スキゾフレニア、僕の病名だ。精神障がいなのだ。この病気は幻聴や妄想が聴こえたり、何もやる気が起きなくて一日中、ベッドで寝ていたりという症状がある。
近頃では、その認知度は高まってきたとは言えるが、まだまだその実体を知る者は多くは無い。
その症状は10人いれば10通りの症状があると言われていて、僕と一緒の病気だとしても、一緒の症状では無い人も多い。
僕は、高校一年生の時に、今の病気を発症した。その為に高校一年生の時は、丸々一年間、学校を休学した。
その時の僕は、外の景色を見る余裕も無く、
僕と同い年の若者が青春を謳歌しているのを羨ましがる元気も無かった。
別に孤独が嫌いだった訳じゃない。

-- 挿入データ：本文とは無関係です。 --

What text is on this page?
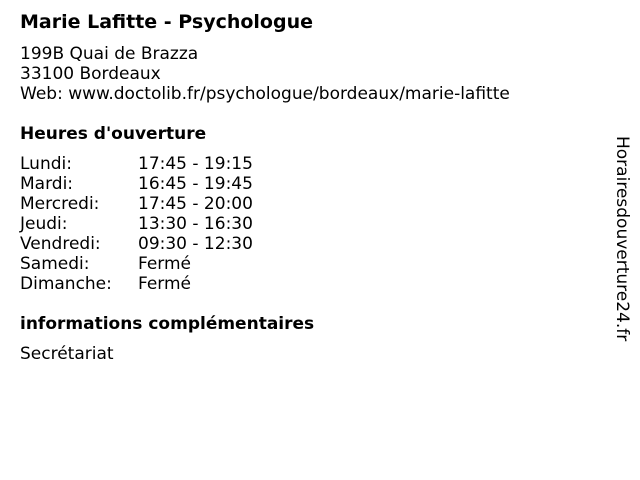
Marie Lafitte - Psychologue
199B Quai de Brazza
33100 Bordeaux
Web: www.doctolib.fr/psychologue/bordeaux/marie-lafitte
Heures d'ouverture
Lundi:	17:45 - 19:15
Mardi:	16:45 - 19:45
Mercredi: 17:45 - 20:00
Jeudi:	13:30 - 16:30
Vendredi: 09:30 - 12:30
Samedi:	Fermé
Dimanche: Fermé
informations complémentaires
Secrétariat
Horairesdouverture24.fr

一人で行動するのも何ら苦になっていた訳じゃなかった。
病気の当事者が抱える悩みは人それぞれだったが、僕は一人教室で孤独でいて、皆の視線が僕に向けられるのが、辛かった。だから僕はいつも皆の視線から逃れるように、一人で教室の隅にいた。
けれど、僕には親友が出来た。松下優作だ。高校一年生を一年留年し、もう一度一年生をやるハメになった時に、孤独な僕に声を掛けてくれたのが、彼だった。
彼は教室で一つ年上の僕に、他の生徒からは「先輩」と冷やかし混じりの呼ばれ方をしていた中で、僕の事を「なあ」と声を掛け、僕の机の上に滑り込むように座った。
初めは馴れ馴れしい奴だなと思ったが、次第にそれが彼のコミュニケ―ションの手段だと分かり、僕は彼を好きになっていった。
だけどそれは、別に愛してるとかそんなんじゃない。もっぺん言うけどカミングアウトをしている訳ではない。
彼は僕に学校生活をエンジョイして貰おうと思ってか、SF映像研究会、略して映像研に入部した。その時の顧問が映像研の顧問となった鬼頭だった。
映像研には鬼頭を含めて部員(鬼頭は顧問なので、正確にはカウントされないのだが)、三人しかいなかった。
だけども、映像研に入った事で、そして優作のお陰で、僕は留年してもグレる事なく、高校を無事、卒業出来た。
それも何もかも優作の働きあっての事じゃ。褒美を取らそう。苦しゅうない苦しゅうない。